The Bundibugyo strain has a long history of being misunderstood. The first recorded outbreak of this variant occurred in 2007 in Uganda’s Bundibugyo District, the namesake mountainous farming region home to roughly 200,000 people. That outbreak killed 36 people and left lasting community trauma, with many residents still frustrated that the rare strain bears their home district’s name. Even in that initial outbreak, cultural misunderstanding drove many sick residents to traditional healers before seeking care. Samuel Kuule, the Ugandan nurse whose blood sample confirmed the 2007 outbreak, recalled that many early patients blamed witchcraft for their symptoms. Kuule himself experienced terrifying symptoms including peeling skin, bloodshot eyes, and severe headache, but never turned from modern care, even as others around him sought spiritual solutions. “For those who are weak in faith, they may (think) that they are being bewitched. Maybe they can believe it,” he said.

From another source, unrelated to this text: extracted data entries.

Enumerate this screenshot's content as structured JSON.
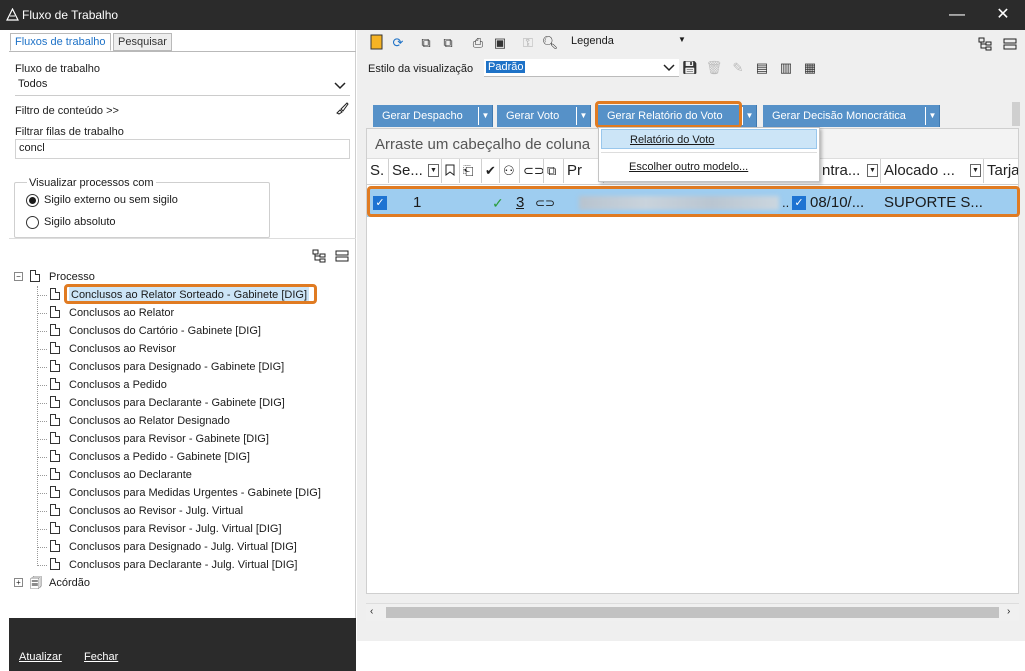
{
  "window": {
    "title": "Fluxo de Trabalho",
    "minimize": "—",
    "close": "✕"
  },
  "tabs": {
    "fluxos": "Fluxos de trabalho",
    "pesquisar": "Pesquisar"
  },
  "filters": {
    "fluxo_label": "Fluxo de trabalho",
    "fluxo_value": "Todos",
    "filtro_conteudo": "Filtro de conteúdo >>",
    "filtrar_label": "Filtrar filas de trabalho",
    "filtrar_value": "concl"
  },
  "visualizar": {
    "legend": "Visualizar processos com",
    "opt1": "Sigilo externo ou sem sigilo",
    "opt2": "Sigilo absoluto",
    "selected": "opt1"
  },
  "tree": {
    "root": "Processo",
    "items": [
      "Conclusos ao Relator Sorteado - Gabinete [DIG]",
      "Conclusos ao Relator",
      "Conclusos do Cartório - Gabinete [DIG]",
      "Conclusos ao Revisor",
      "Conclusos para Designado - Gabinete [DIG]",
      "Conclusos a Pedido",
      "Conclusos para Declarante - Gabinete [DIG]",
      "Conclusos ao Relator Designado",
      "Conclusos para Revisor - Gabinete [DIG]",
      "Conclusos a Pedido - Gabinete [DIG]",
      "Conclusos ao Declarante",
      "Conclusos para Medidas Urgentes - Gabinete [DIG]",
      "Conclusos ao Revisor - Julg. Virtual",
      "Conclusos para Revisor - Julg. Virtual [DIG]",
      "Conclusos para Designado - Julg. Virtual [DIG]",
      "Conclusos para Declarante - Julg. Virtual [DIG]"
    ],
    "selected_index": 0,
    "second_root": "Acórdão"
  },
  "bottom": {
    "atualizar": "Atualizar",
    "fechar": "Fechar"
  },
  "toolbar": {
    "legenda": "Legenda",
    "estilo_label": "Estilo da visualização",
    "estilo_value": "Padrão"
  },
  "actions": {
    "despacho": "Gerar Despacho",
    "voto": "Gerar Voto",
    "relatorio": "Gerar Relatório do Voto",
    "decisao": "Gerar Decisão Monocrática"
  },
  "menu": {
    "item1": "Relatório do Voto",
    "item2": "Escolher outro modelo..."
  },
  "grid": {
    "group_hint": "Arraste um cabeçalho de coluna",
    "headers": {
      "s": "S.",
      "seq": "Se...",
      "pr": "Pr",
      "entrada": "ntra...",
      "alocado": "Alocado ...",
      "tarja": "Tarja"
    },
    "row": {
      "seq": "1",
      "count": "3",
      "date": "08/10/...",
      "alocado": "SUPORTE S..."
    }
  },
  "colors": {
    "accent": "#5691c8",
    "highlight": "#e07b22",
    "selection": "#9ecdf0"
  }
}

Local traditional healers themselves acknowledge that many residents turn to spiritual and herbal remedies only after modern medicine fails to deliver quick results. “For us in African traditional societies, in most cases when you fall sick and you go to the hospitals and they give you some injections and there is no improvement, there and then you switch to your neighbor, or anybody, and say maybe he is the one bewitching you. Then you decide to go to the witch doctor,” said Amon Balinda, speaking for a veteran traditional healer from the 2007 outbreak region.

Public health experts emphasize that Ebola begins when the virus spills over from an infected wild animal — most commonly fruit bats — into human populations, usually through the handling or consumption of bushmeat. It spreads exclusively through close contact with the bodily fluids of infected people or corpses, making early testing, isolation, and contact tracing the most effective tools to slow spread. Even so, deep-seated beliefs continue to hinder these efforts.

Humanitarian groups have begun adapting their approach, working to enlist religious and traditional leaders as partners in public health outreach rather than sidelining them. A viral video shared widely across Ituri recently featured Deogratias Kasereka, a catechist who recovered from Ebola after finally seeking care in Mongbwalu, a high-transmission area. Kasereka admitted he nearly died after putting off hospital care to tend to his fields, crediting his children with convincing him to seek medical treatment.

Ugandan President Yoweri Museveni recently echoed public health warnings in a televised address, rebuking faith leaders who continue to physically touch sick believers during prayer. “The pastors, the pastors, the pastors. The people of God — they are the ones who touch patients. … God is not deaf. You can pray without touching,” Museveni said, noting that WHO Director-General Tedros Adhanom Ghebreyesus had informed him that a large share of Congo’s current victims are religious people engaging in high-risk prayer practices.

As response teams work to contain the outbreak in a remote region already destabilized by rebel violence and mass displacement, the core challenge remains changing community attitudes to encourage early care-seeking and disrupt unsafe cultural practices that fuel transmission.